I told him I didn’t know why I stopped in the first place, but that’s not the truth. I do know. A big part of it was the refocusing of my attention on ceramics during art school. I was in the studio all the time, and when I wasn’t, I was handling things for other classes. Then I moved home and started this business and there just hasn’t been the time.
That is true, but a small part of me knows it’s also because of Bishop. Well…maybe not Bishop, exactly, but my thoughts about him. After we broke up, I sketched him relentlessly, from every angle and doing every activity. Hitting a baseball, studying at my kitchen table, lying next to me in bed. It felt like I was drawing every memory so I could purge him from my mind.
Then, one day, I didn’t want to sketch him anymore, so I tucked that book onto my shelf and focused on something else. Now, just the act of holding it in my hand makes the desire to sketch build anew in my spirit, though I haven’t taken the leap just yet. Maybe this weekend, if I have the time.
“Well, that doesn’t mean you haven’t had sex some other time.” Nicole’s comment jerks me back to our conversation. “You know, since you’ve been doing all these things without me recently.”
I can hear the playful tease in her voice, but I also know Nicole well enough to hear the slight layer of sincerity behind her words.
“We haven’t,” I tell her. “And I have no plans to. Trust me.”
It’s true. I don’t have plans to sleep with Bishop. It would be too messy, bringing the physical side of our relationship back into the mix when we’re just now seeming to figure out how to be friends, though the thought has crossed my mind once or twice. How much might have changed in the years we’ve been apart…

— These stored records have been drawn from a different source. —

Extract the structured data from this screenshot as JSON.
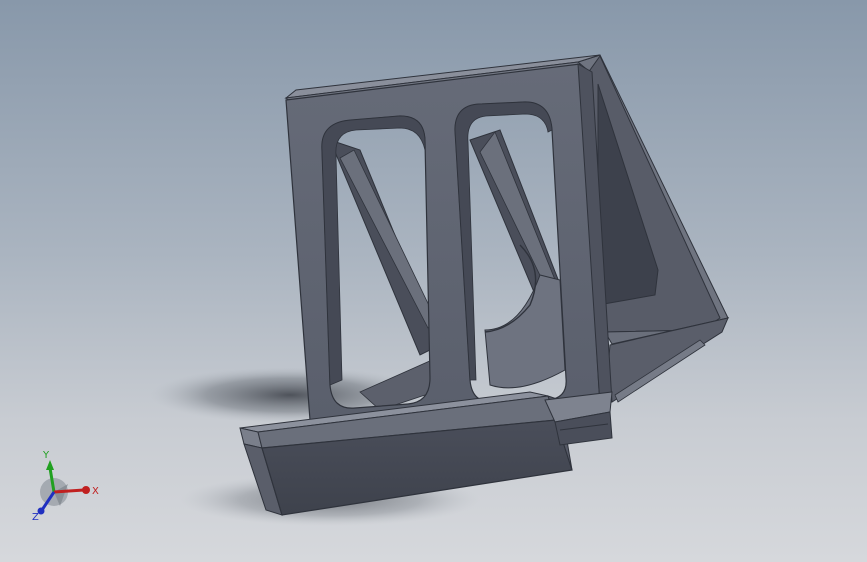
{
  "viewport": {
    "background_top": "#8898aa",
    "background_bottom": "#d6d8dc"
  },
  "model": {
    "part_color": "#5c6170",
    "face_dark": "#3f4350",
    "face_light": "#7a7f8c",
    "edge_color": "#2a2d36"
  },
  "triad": {
    "x_label": "X",
    "y_label": "Y",
    "z_label": "Z",
    "x_color": "#c02020",
    "y_color": "#20a020",
    "z_color": "#2030c0"
  }
}
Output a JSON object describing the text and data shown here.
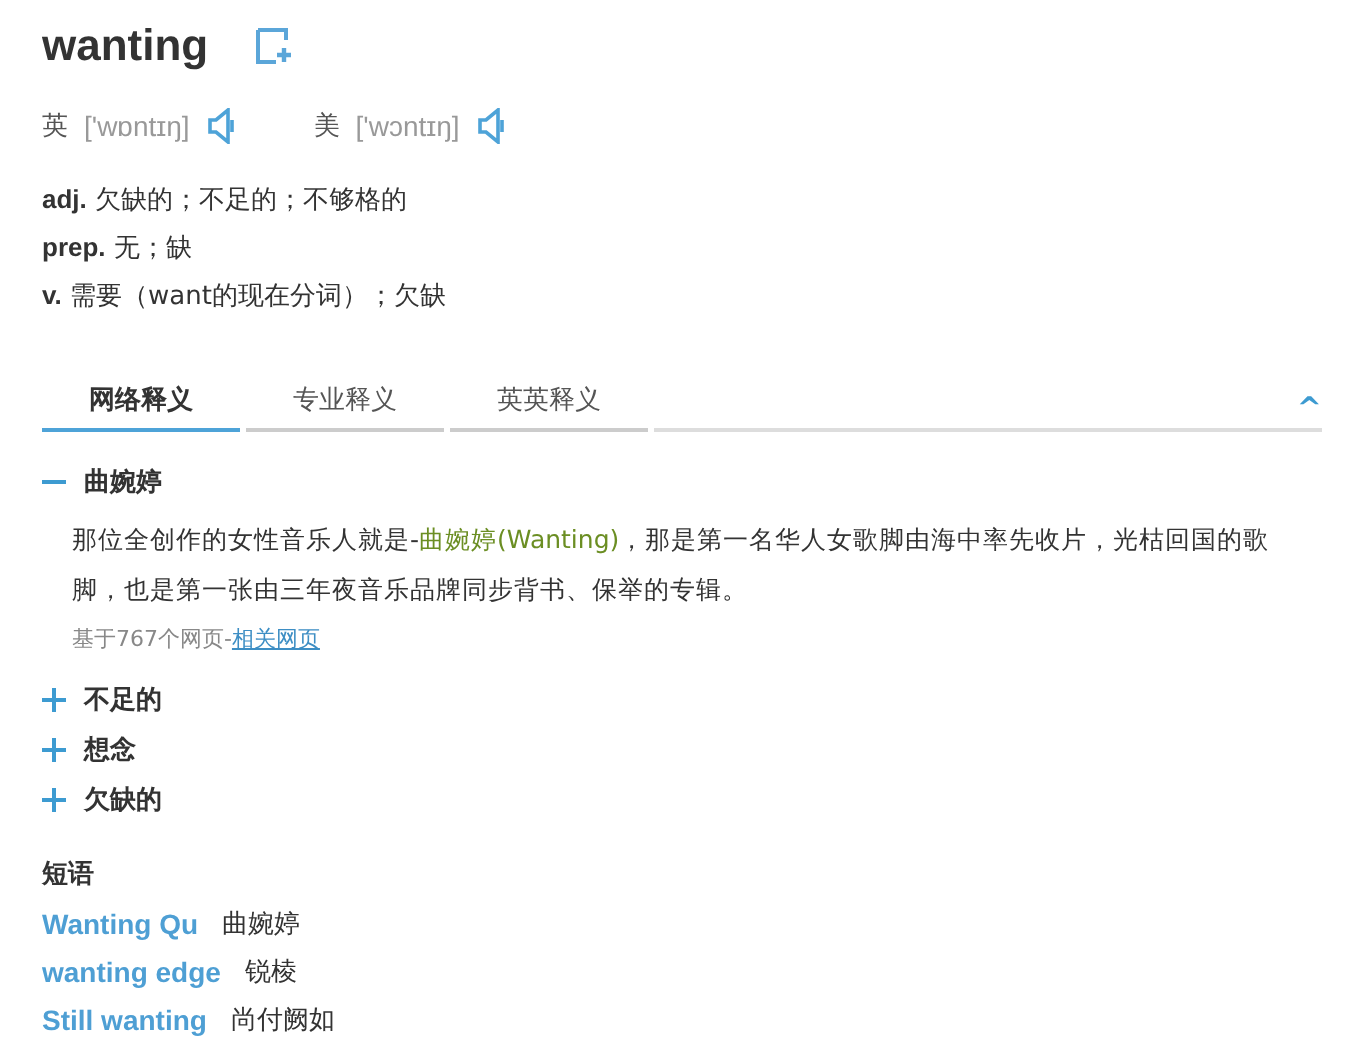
{
  "word": "wanting",
  "pronunciations": [
    {
      "label": "英",
      "phonetic": "['wɒntɪŋ]"
    },
    {
      "label": "美",
      "phonetic": "['wɔntɪŋ]"
    }
  ],
  "definitions": [
    {
      "pos": "adj.",
      "meaning": "欠缺的；不足的；不够格的"
    },
    {
      "pos": "prep.",
      "meaning": "无；缺"
    },
    {
      "pos": "v.",
      "meaning": "需要（want的现在分词）；欠缺"
    }
  ],
  "tabs": [
    {
      "label": "网络释义",
      "selected": true
    },
    {
      "label": "专业释义",
      "selected": false
    },
    {
      "label": "英英释义",
      "selected": false
    }
  ],
  "collapse_toggle": "^",
  "senses": [
    {
      "term": "曲婉婷",
      "expanded": true,
      "example": {
        "before": "那位全创作的女性音乐人就是-",
        "highlight": "曲婉婷(Wanting)",
        "after": "，那是第一名华人女歌脚由海中率先收片，光枯回国的歌脚，也是第一张由三年夜音乐品牌同步背书、保举的专辑。"
      },
      "source": "基于767个网页-",
      "source_link": "相关网页"
    },
    {
      "term": "不足的",
      "expanded": false
    },
    {
      "term": "想念",
      "expanded": false
    },
    {
      "term": "欠缺的",
      "expanded": false
    }
  ],
  "phrases_heading": "短语",
  "phrases": [
    {
      "phrase": "Wanting Qu",
      "meaning": "曲婉婷"
    },
    {
      "phrase": "wanting edge",
      "meaning": "锐棱"
    },
    {
      "phrase": "Still wanting",
      "meaning": "尚付阙如"
    }
  ]
}
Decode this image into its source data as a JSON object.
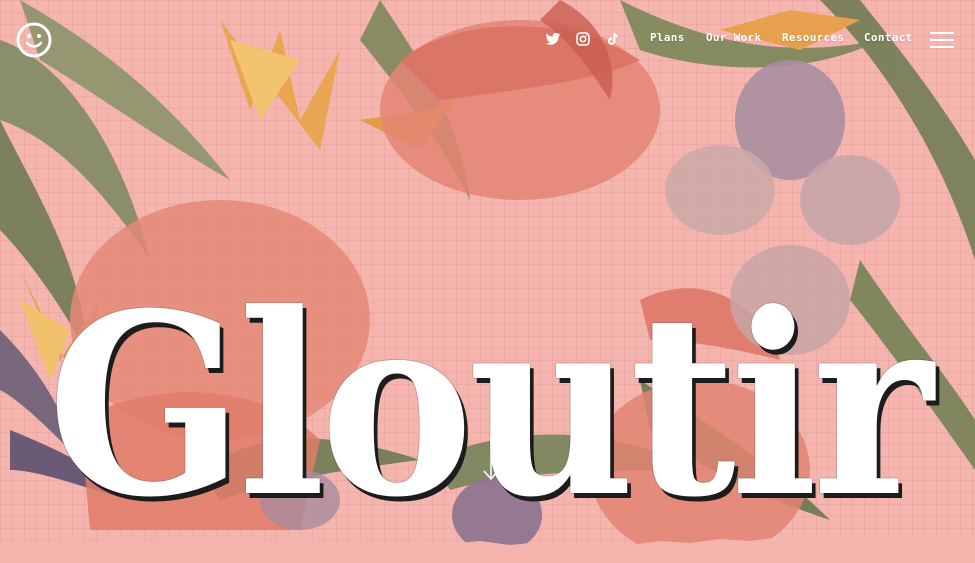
{
  "brand": {
    "title": "Gloutir",
    "logo_icon": "smiley-face-icon"
  },
  "header": {
    "social": [
      {
        "name": "twitter",
        "icon": "twitter-icon"
      },
      {
        "name": "instagram",
        "icon": "instagram-icon"
      },
      {
        "name": "tiktok",
        "icon": "tiktok-icon"
      }
    ],
    "nav": [
      {
        "label": "Plans"
      },
      {
        "label": "Our Work"
      },
      {
        "label": "Resources"
      },
      {
        "label": "Contact"
      }
    ],
    "menu_icon": "hamburger-menu-icon"
  },
  "hero": {
    "scroll_icon": "arrow-down-icon"
  },
  "colors": {
    "background": "#f5b5af",
    "text": "#ffffff",
    "shadow": "#1c1c1c",
    "torn_paper": "#f4b4ae"
  }
}
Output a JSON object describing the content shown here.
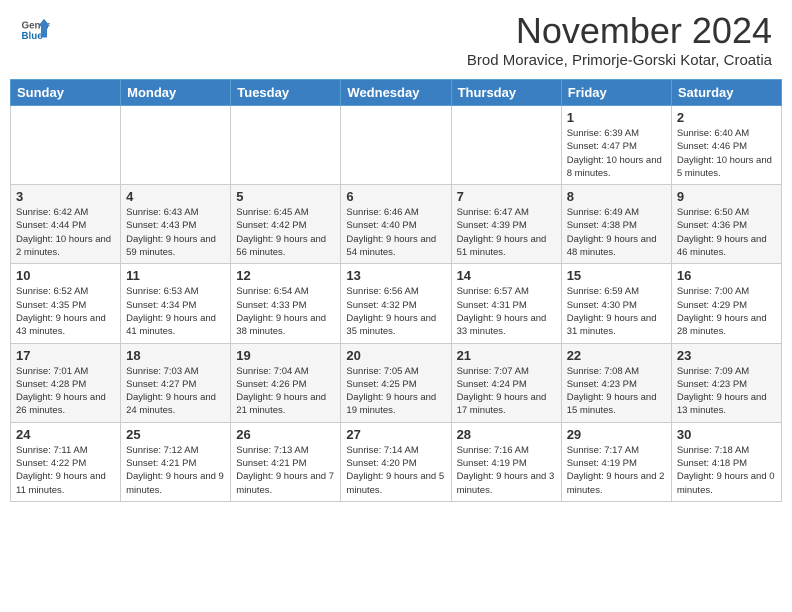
{
  "header": {
    "logo_general": "General",
    "logo_blue": "Blue",
    "month_title": "November 2024",
    "subtitle": "Brod Moravice, Primorje-Gorski Kotar, Croatia"
  },
  "weekdays": [
    "Sunday",
    "Monday",
    "Tuesday",
    "Wednesday",
    "Thursday",
    "Friday",
    "Saturday"
  ],
  "weeks": [
    [
      {
        "day": "",
        "sunrise": "",
        "sunset": "",
        "daylight": ""
      },
      {
        "day": "",
        "sunrise": "",
        "sunset": "",
        "daylight": ""
      },
      {
        "day": "",
        "sunrise": "",
        "sunset": "",
        "daylight": ""
      },
      {
        "day": "",
        "sunrise": "",
        "sunset": "",
        "daylight": ""
      },
      {
        "day": "",
        "sunrise": "",
        "sunset": "",
        "daylight": ""
      },
      {
        "day": "1",
        "sunrise": "Sunrise: 6:39 AM",
        "sunset": "Sunset: 4:47 PM",
        "daylight": "Daylight: 10 hours and 8 minutes."
      },
      {
        "day": "2",
        "sunrise": "Sunrise: 6:40 AM",
        "sunset": "Sunset: 4:46 PM",
        "daylight": "Daylight: 10 hours and 5 minutes."
      }
    ],
    [
      {
        "day": "3",
        "sunrise": "Sunrise: 6:42 AM",
        "sunset": "Sunset: 4:44 PM",
        "daylight": "Daylight: 10 hours and 2 minutes."
      },
      {
        "day": "4",
        "sunrise": "Sunrise: 6:43 AM",
        "sunset": "Sunset: 4:43 PM",
        "daylight": "Daylight: 9 hours and 59 minutes."
      },
      {
        "day": "5",
        "sunrise": "Sunrise: 6:45 AM",
        "sunset": "Sunset: 4:42 PM",
        "daylight": "Daylight: 9 hours and 56 minutes."
      },
      {
        "day": "6",
        "sunrise": "Sunrise: 6:46 AM",
        "sunset": "Sunset: 4:40 PM",
        "daylight": "Daylight: 9 hours and 54 minutes."
      },
      {
        "day": "7",
        "sunrise": "Sunrise: 6:47 AM",
        "sunset": "Sunset: 4:39 PM",
        "daylight": "Daylight: 9 hours and 51 minutes."
      },
      {
        "day": "8",
        "sunrise": "Sunrise: 6:49 AM",
        "sunset": "Sunset: 4:38 PM",
        "daylight": "Daylight: 9 hours and 48 minutes."
      },
      {
        "day": "9",
        "sunrise": "Sunrise: 6:50 AM",
        "sunset": "Sunset: 4:36 PM",
        "daylight": "Daylight: 9 hours and 46 minutes."
      }
    ],
    [
      {
        "day": "10",
        "sunrise": "Sunrise: 6:52 AM",
        "sunset": "Sunset: 4:35 PM",
        "daylight": "Daylight: 9 hours and 43 minutes."
      },
      {
        "day": "11",
        "sunrise": "Sunrise: 6:53 AM",
        "sunset": "Sunset: 4:34 PM",
        "daylight": "Daylight: 9 hours and 41 minutes."
      },
      {
        "day": "12",
        "sunrise": "Sunrise: 6:54 AM",
        "sunset": "Sunset: 4:33 PM",
        "daylight": "Daylight: 9 hours and 38 minutes."
      },
      {
        "day": "13",
        "sunrise": "Sunrise: 6:56 AM",
        "sunset": "Sunset: 4:32 PM",
        "daylight": "Daylight: 9 hours and 35 minutes."
      },
      {
        "day": "14",
        "sunrise": "Sunrise: 6:57 AM",
        "sunset": "Sunset: 4:31 PM",
        "daylight": "Daylight: 9 hours and 33 minutes."
      },
      {
        "day": "15",
        "sunrise": "Sunrise: 6:59 AM",
        "sunset": "Sunset: 4:30 PM",
        "daylight": "Daylight: 9 hours and 31 minutes."
      },
      {
        "day": "16",
        "sunrise": "Sunrise: 7:00 AM",
        "sunset": "Sunset: 4:29 PM",
        "daylight": "Daylight: 9 hours and 28 minutes."
      }
    ],
    [
      {
        "day": "17",
        "sunrise": "Sunrise: 7:01 AM",
        "sunset": "Sunset: 4:28 PM",
        "daylight": "Daylight: 9 hours and 26 minutes."
      },
      {
        "day": "18",
        "sunrise": "Sunrise: 7:03 AM",
        "sunset": "Sunset: 4:27 PM",
        "daylight": "Daylight: 9 hours and 24 minutes."
      },
      {
        "day": "19",
        "sunrise": "Sunrise: 7:04 AM",
        "sunset": "Sunset: 4:26 PM",
        "daylight": "Daylight: 9 hours and 21 minutes."
      },
      {
        "day": "20",
        "sunrise": "Sunrise: 7:05 AM",
        "sunset": "Sunset: 4:25 PM",
        "daylight": "Daylight: 9 hours and 19 minutes."
      },
      {
        "day": "21",
        "sunrise": "Sunrise: 7:07 AM",
        "sunset": "Sunset: 4:24 PM",
        "daylight": "Daylight: 9 hours and 17 minutes."
      },
      {
        "day": "22",
        "sunrise": "Sunrise: 7:08 AM",
        "sunset": "Sunset: 4:23 PM",
        "daylight": "Daylight: 9 hours and 15 minutes."
      },
      {
        "day": "23",
        "sunrise": "Sunrise: 7:09 AM",
        "sunset": "Sunset: 4:23 PM",
        "daylight": "Daylight: 9 hours and 13 minutes."
      }
    ],
    [
      {
        "day": "24",
        "sunrise": "Sunrise: 7:11 AM",
        "sunset": "Sunset: 4:22 PM",
        "daylight": "Daylight: 9 hours and 11 minutes."
      },
      {
        "day": "25",
        "sunrise": "Sunrise: 7:12 AM",
        "sunset": "Sunset: 4:21 PM",
        "daylight": "Daylight: 9 hours and 9 minutes."
      },
      {
        "day": "26",
        "sunrise": "Sunrise: 7:13 AM",
        "sunset": "Sunset: 4:21 PM",
        "daylight": "Daylight: 9 hours and 7 minutes."
      },
      {
        "day": "27",
        "sunrise": "Sunrise: 7:14 AM",
        "sunset": "Sunset: 4:20 PM",
        "daylight": "Daylight: 9 hours and 5 minutes."
      },
      {
        "day": "28",
        "sunrise": "Sunrise: 7:16 AM",
        "sunset": "Sunset: 4:19 PM",
        "daylight": "Daylight: 9 hours and 3 minutes."
      },
      {
        "day": "29",
        "sunrise": "Sunrise: 7:17 AM",
        "sunset": "Sunset: 4:19 PM",
        "daylight": "Daylight: 9 hours and 2 minutes."
      },
      {
        "day": "30",
        "sunrise": "Sunrise: 7:18 AM",
        "sunset": "Sunset: 4:18 PM",
        "daylight": "Daylight: 9 hours and 0 minutes."
      }
    ]
  ]
}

“Hmm. I’m not buying it. Your words say one thing, but your voice says you might be considering it, so maybe take a few minutes before you go and rub one out,” she says, and I gasp.
“Nicole,” I say, flopping over onto my side and laughing into the phone. “Are you telling me to masturbate before I go out for beers with Bishop?”
“Absolutely,” she replies, her voice unapologetic. “Just purge yourself of any sexual energy you might bring to the table when you go out tonight.”
“I’m getting off the phone with you,” I tell her, trying to infuse some strength and sass into my voice—and failing epically.
“It’s because you want to, huh,” she says, the smile clear in her voice. “You little minx.”